Tam adı Ahmet Turan Oflazoğlu'dur. Adana'nın Karataş ilçesinde, İsahacılı köyünde doğar. Aslen Kayserili olan, İmam Ahmet Fevzi Bey'in oğludur. Annesi, ev hanımı olan Hanife Hanım'dır. Babasından aldığı dinî literatür ve annesinin kendisine anlattığı masal ve hikâyelerden edindiği birikim, tiyatrolarında görülecektir. 1932 yılında doğan yazar, dokuz yaşına kadar babasının görev yaptığı Ceyhan ilçesinin Mangıt köyünde kaldı. Bu tarihte babasının ölmesinin ardından, annesiyle birlikte önce Ceyhan'a, ardından da Kayseri'nin ilçesi olan Bünyan'a yerleşti. İlkokulu, Bünyan İlkokulu’nda okudu. Öğretmeni Yusuf Batur, yazarın gölge oyununa ilgi duymasını sağladı. Kendi kuklalarıyla Karagöz oynatmaya başlayan yazar, eğitimine bir yıl ara verdikten sonra, ağabeyinin yanına gittiği İstanbul'da Gedikpaşa Ortaokulu'nda okudu. Liseyi, yine İstanbul’da Vefa Lisesi’nde okuyan yazar, İstanbul Üniversitesi, Hukuk Fakültesi'nde başladığı eğitimini yarıda bıraktı ve aynı üniversitenin Edebiyat Fakültesi’nde çift ana dal hakkını kullanarak Felsefe ve İngiliz Dili ve Edebiyatı bölümlerini 1960 yılında tamamladı (Seyhan, 2006). Dönem genelkurmay başkanının özel çevirmeni olarak yaptığı askerlik görevinden sonra 1963 yılında Fulbright bursu ile Amerika Washington Üniversitesi’nde gitti ve bir yıl süreyle tiyatro eğitimi aldı. Hocası Redford, onun tiyatro yazarlığında ustalaşmasını sağlar. 1964 yılında Türkiye’ye dönen yazar, eserler vermeye devam etti. 1968'den emekli olacağı 1997'ye kadar TRT İstanbul Radyosu’nda dramaturg ve prodüktör olarak görev yaptı (TBEA 2001).
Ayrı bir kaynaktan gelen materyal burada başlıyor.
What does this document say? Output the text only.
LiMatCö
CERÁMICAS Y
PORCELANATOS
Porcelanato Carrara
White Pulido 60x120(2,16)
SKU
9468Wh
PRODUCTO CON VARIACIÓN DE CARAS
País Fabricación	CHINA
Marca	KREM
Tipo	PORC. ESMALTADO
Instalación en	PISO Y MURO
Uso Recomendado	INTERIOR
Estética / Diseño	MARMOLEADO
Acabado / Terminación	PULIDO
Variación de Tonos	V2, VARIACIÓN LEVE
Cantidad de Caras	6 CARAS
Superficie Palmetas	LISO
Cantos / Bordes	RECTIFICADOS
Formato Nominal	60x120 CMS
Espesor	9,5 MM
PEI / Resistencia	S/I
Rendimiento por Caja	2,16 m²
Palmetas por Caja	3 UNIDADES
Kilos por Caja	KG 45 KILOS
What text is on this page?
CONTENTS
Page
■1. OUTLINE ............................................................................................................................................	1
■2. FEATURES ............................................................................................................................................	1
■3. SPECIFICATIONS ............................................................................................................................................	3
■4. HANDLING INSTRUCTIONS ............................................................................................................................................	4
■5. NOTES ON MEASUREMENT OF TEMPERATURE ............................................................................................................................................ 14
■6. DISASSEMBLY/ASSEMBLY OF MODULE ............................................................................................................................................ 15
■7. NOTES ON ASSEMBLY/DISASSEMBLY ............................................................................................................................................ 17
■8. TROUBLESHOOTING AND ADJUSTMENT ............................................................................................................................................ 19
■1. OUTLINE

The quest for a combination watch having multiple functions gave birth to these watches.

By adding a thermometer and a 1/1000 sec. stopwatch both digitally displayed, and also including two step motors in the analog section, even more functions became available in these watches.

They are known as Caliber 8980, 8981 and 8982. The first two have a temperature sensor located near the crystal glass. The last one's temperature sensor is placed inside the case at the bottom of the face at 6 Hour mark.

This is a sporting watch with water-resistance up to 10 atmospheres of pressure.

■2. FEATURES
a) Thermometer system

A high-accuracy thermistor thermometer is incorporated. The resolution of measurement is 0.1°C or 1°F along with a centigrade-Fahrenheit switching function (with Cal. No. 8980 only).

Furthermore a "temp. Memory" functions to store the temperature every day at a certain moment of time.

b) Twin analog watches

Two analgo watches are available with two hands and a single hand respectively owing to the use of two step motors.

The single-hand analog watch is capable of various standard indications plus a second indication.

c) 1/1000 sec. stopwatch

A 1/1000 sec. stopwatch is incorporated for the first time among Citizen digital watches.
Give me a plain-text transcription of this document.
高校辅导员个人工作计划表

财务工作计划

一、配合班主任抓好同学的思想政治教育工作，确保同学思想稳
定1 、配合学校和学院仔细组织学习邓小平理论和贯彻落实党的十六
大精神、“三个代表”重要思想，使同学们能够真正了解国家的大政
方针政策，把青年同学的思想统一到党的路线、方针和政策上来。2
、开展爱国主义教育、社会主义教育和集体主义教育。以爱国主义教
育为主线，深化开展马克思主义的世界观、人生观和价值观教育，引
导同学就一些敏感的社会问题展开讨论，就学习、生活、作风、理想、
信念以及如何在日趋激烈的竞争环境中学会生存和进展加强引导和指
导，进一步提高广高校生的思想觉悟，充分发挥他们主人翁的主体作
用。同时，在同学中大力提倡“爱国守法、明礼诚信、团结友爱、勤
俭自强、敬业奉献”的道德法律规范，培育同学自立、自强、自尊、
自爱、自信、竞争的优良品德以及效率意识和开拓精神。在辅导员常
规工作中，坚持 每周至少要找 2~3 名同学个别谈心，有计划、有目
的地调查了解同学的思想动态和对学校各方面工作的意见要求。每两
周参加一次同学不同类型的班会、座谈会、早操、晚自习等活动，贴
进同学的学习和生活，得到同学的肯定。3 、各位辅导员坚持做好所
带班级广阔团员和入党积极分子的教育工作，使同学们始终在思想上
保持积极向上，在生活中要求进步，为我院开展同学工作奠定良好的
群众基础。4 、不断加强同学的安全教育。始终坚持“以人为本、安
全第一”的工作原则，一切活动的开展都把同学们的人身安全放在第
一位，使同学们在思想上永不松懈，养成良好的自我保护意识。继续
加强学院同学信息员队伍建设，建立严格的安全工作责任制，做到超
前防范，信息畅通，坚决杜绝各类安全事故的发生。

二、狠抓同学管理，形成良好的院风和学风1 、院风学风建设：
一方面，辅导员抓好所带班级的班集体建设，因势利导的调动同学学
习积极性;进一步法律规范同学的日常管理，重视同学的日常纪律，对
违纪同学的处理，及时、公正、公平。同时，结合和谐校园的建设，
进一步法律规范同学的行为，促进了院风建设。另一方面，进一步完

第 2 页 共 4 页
Varlık, Türk Düşüncesi, Türk Dili gibi periyodiklerde imzası görülen Oflazoğlu, Türk edebiyatındaki yerini tiyatro yazarı olarak sağlamış olmakla birlikte şiir, biyografi, deneme ve çeviri konularında da eserler verir. Trajedinin Türk edebiyatındaki en başarılı ismi olarak görülen Oflazoğlu (Töre, 1996), Türk kültürünü Batı kültürü ile harmanlamayı ve kendi sentezini kurmayı başarmış bir yazar (Kaplan, 1983) olarak, özellikle tiyatrolarında millî bir söyleyişi ve yerli bir trajediyi yakalar. Yahya Kemal ve Tanpınar ile bütünlük kazanan değişerek devam etmek ve devam ederek değişmek ilkesi, Oflazoğlu eserlerinde de kendisini gösterir. Klasik Türk musikisi, mimari, Dede Korkut gibi kolektif hayata, millî estetiğe ve halka ait unsurlar, yazarın eserlerinde yer bulur. Gelenekten kopmadan moderni yakalama telaşında olan yazar, bu sentezi hazırlarken, seçkinci yönünden de taviz vermez. Bu noktada eserlerinde kurduğu dil de gündelik hayatın içerisinden fakat işlenmiş ve estetik bir dil olur. Ağızlara yer vermediği gibi bulanık söyleyişlere de yönelmez. İnsanın evrenselliğine ve üstünlüğüne inanan yazar, eserden de seçkinlik bekler (Oflazoğlu 2001).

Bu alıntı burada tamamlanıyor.